The airlock cycled. He checked the atmosphere before taking his suit off, and made certain he clipped the scuba mask and O2 tank onto his belt before he did a thorough search of the habs, upper and lower levels. He’d thought he was done with this. Clearly, he was wrong.
As he went, he opened the inner door of every airlock. Such was their design that the outer, Mars-facing door couldn’t now be opened automatically, and not manually until the pressure either side had equalized. And that would give Frank more than enough time to get into his suit and figure out what to do.
His last call was to the Comms/Control hab.
The gun was still tucked in behind the monitor. His hand hovered over it, then he carefully picked it up, painfully aware that a gun very similar to this one was the reason he was on Mars in the first place. It still felt unnaturally light. A gun should have heft, a weight to its purpose, and not feel like a plastic toy.
He pulled the magazine free, and, placing the gun on the desk in front of the keyboard, he clicked the rounds out one by one into his hand. Fifteen. He pushed them back in, and put the magazine in his left pocket. The gun went in his right.

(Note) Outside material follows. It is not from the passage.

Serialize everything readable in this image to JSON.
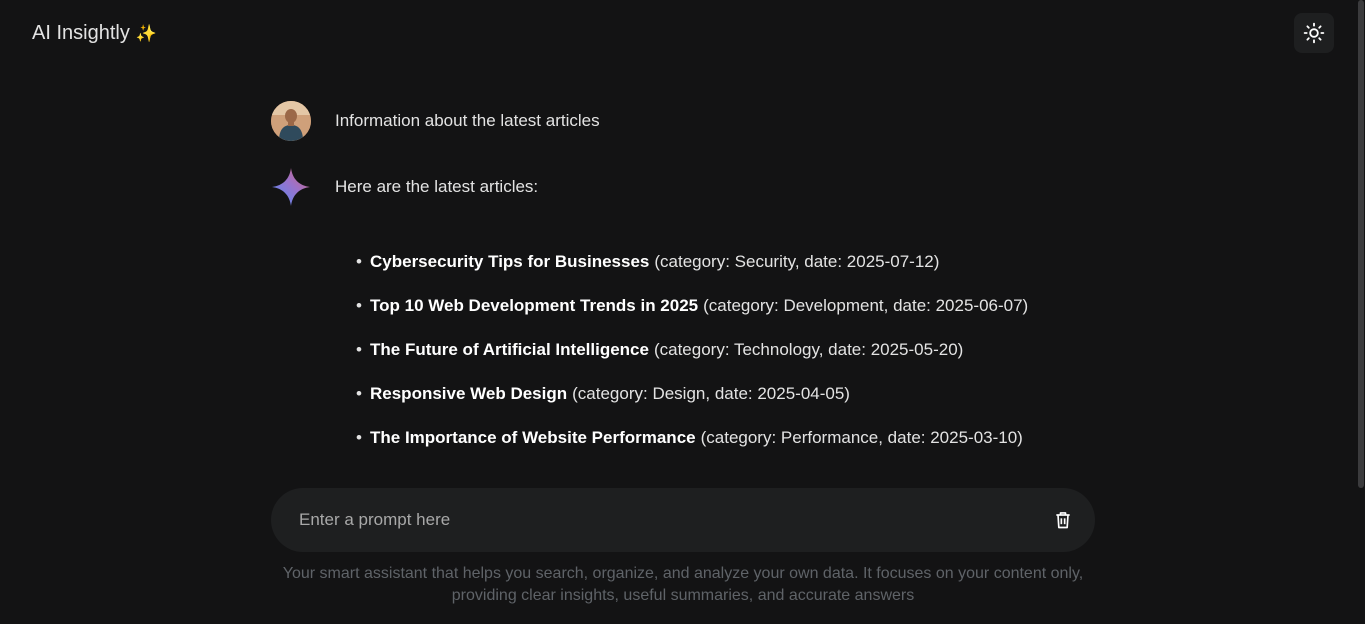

Sitting in the chair, scrubbing at his scalp, he felt… he didn’t know what he felt. Like this was the last thing he wanted to do, and at the same time, the only thing he could. No, he knew exactly what he felt. He felt vulnerable. He’d been backed into a corner, and his instinct had told him to pick up a gun and get ready to use it.
It was what, four weeks now until NASA arrived? Until then, he was on his own. No, that wasn’t right. He wasn’t on his own, he’d only thought he was. This was worse. This was far, far worse.
His tablet was still on his spacesuit. Time to call home. Time to demand some answers.
He typed it out. Oh, he was angry. Angry and scared and just about holding it together. Send. He was going to have to wait to see what Luisa and her team at Mission Control were going to say. In the meantime, he had some maps to stare at.
The question—the million-dollar question—was simply this: could they reach him?
He’d been at the absolute limit of his endurance, both in terms of what his spacesuit could manage, and his buggy. The other guy? Well, he didn’t look so good, but he still had a working buggy, and therefore had to have a way of charging it up. Maybe from the descent ship, but maybe they’d got lucky and found the RTG for a bit of base load. They sure as hell didn’t have the solar panels that were currently plugged in outside MBO. Had they a second set? Maybe XO had suddenly got a lot more generous.